トー横キッズ問題においても、トクリュウが運用しているとみられる闇アカウントが、「宿泊場所を提供する」「生活費を支援する」といった、一見すると親身な助けを装う投稿を行い、未成年者を犯罪に巻き込む入口としている事例も報告されている。
それ以外にも、闇アカウントを使ったサイバー犯罪の形態は多岐にわたる。本章では、そんな闇アカウントの実態についてみていきたい。
美男・美女のアイコンにご用心!
恋愛感情につけ込む「ロマンス詐欺」
ロマンス詐欺は、SNSやメッセージアプリを通して相手の感情を操り、金銭的な搾取を目的とする犯罪で、日本に限らず世界中で深刻な被害を生んでいる。
特徴的な手口は、SNSの偽装されたプロフィール(闇アカウント)を用いて、フレンドリクエストやフォロー申請を通じてターゲットに接触することから始まる。繋がりが生じたら、恋愛感情を装いながら、ターゲットの心を巧妙に引き込むやり方だ。
ロマンス詐欺は、被害者の恋愛感情や信頼を得ることで、経済的な援助を引き出すことに目的がある。ロマンス詐欺の多くは、国際的な犯罪者グループが関与していることが知られており、特にナイジェリアを拠点とする「ナイジェリア詐欺」と呼ばれるグループが有名である。

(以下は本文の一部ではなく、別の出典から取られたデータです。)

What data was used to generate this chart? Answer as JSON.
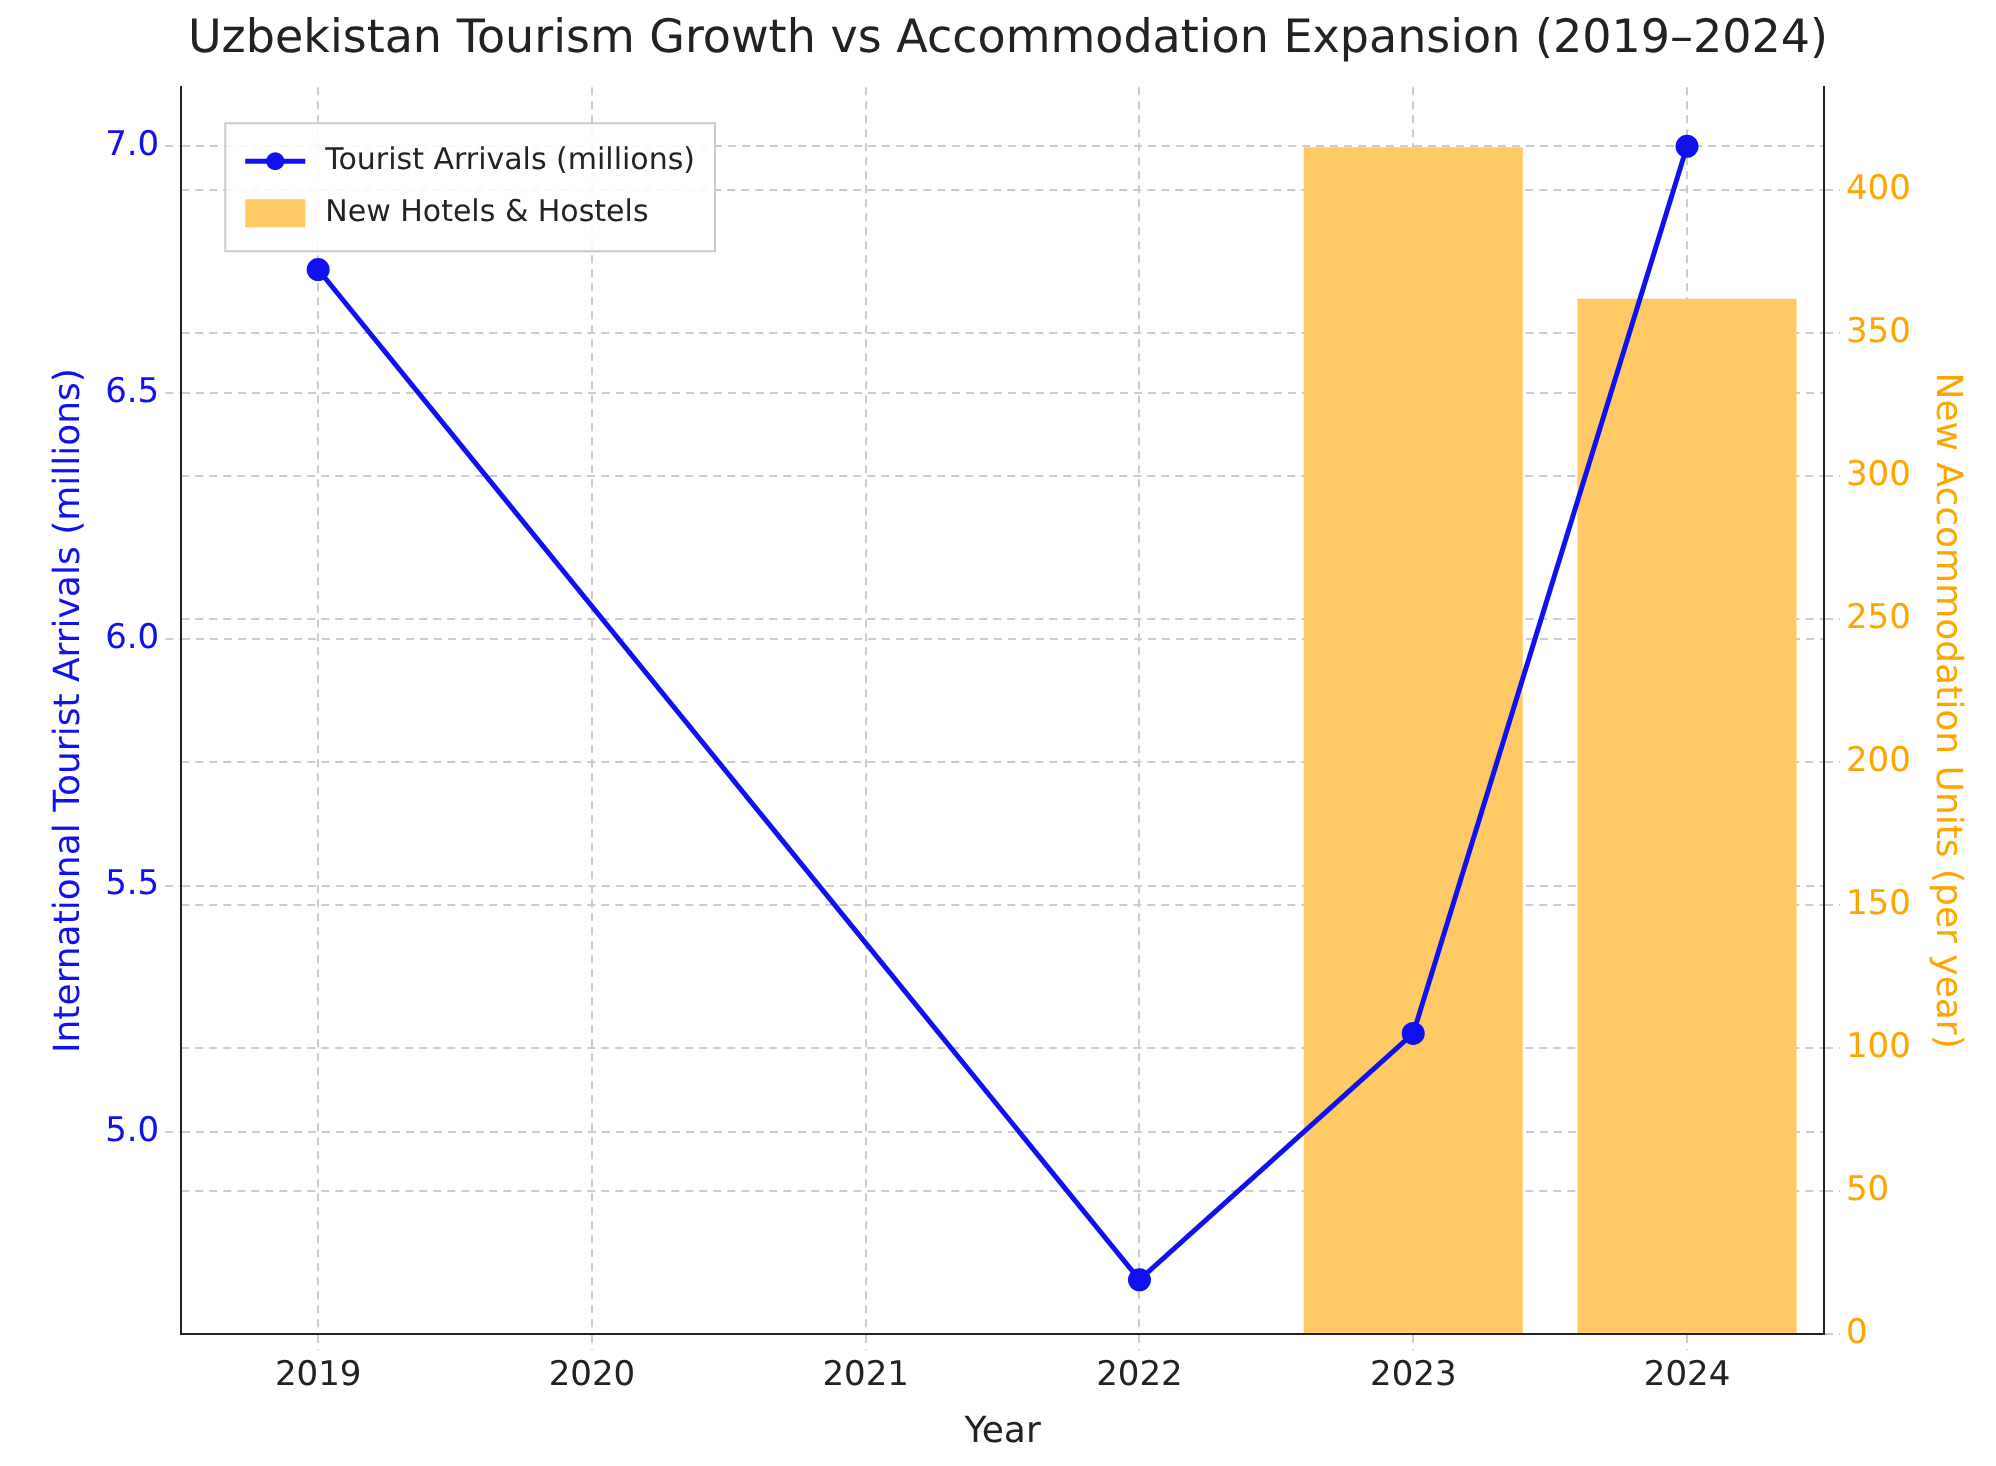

犯罪者グループは、魅力的な外見や成功したキャリアを持つ人物を装い、フェイスブックやインスタグラム、Xなどで、何気なくターゲットに接触してくる。初めは何気ないやり取りを続け、徐々に親密な関係を築き上げることを狙うわけだ。
やがて、一定の信頼関係が芽生えた頃に、メッセージに「緊急の医療費が必要」「ビザの手続きで資金が必要」など、金銭的な援助を必要としている状況を匂わせてくる巧妙なのは、感情に訴える言葉だけでなく、話の信憑性を高めるための偽造文書や写真なども用い、被害者の心に揺さぶりをかけてくることだ。
この時点において、もし被害者に何らかの感情が芽生えていると、相手が困っているという強い思い込みや、関係を壊したくないという心理から、多額の送金に応じてしまうケースが出てくるのだ。
ロマンス詐欺の手法には、男女の出会いを装った手口以外にも様々なバリエーションが存在する。たとえば、「王族の縁者」や「国際的なビジネスパーソン」を装う投稿ややり取りを繰り返しながら、ターゲットの信用を得ようとするものなどだ。
共通するのは、巧妙に作られたシナリオによってターゲットを欺き、最終的には感情的にも経済的にも大きな被害を与えることだ。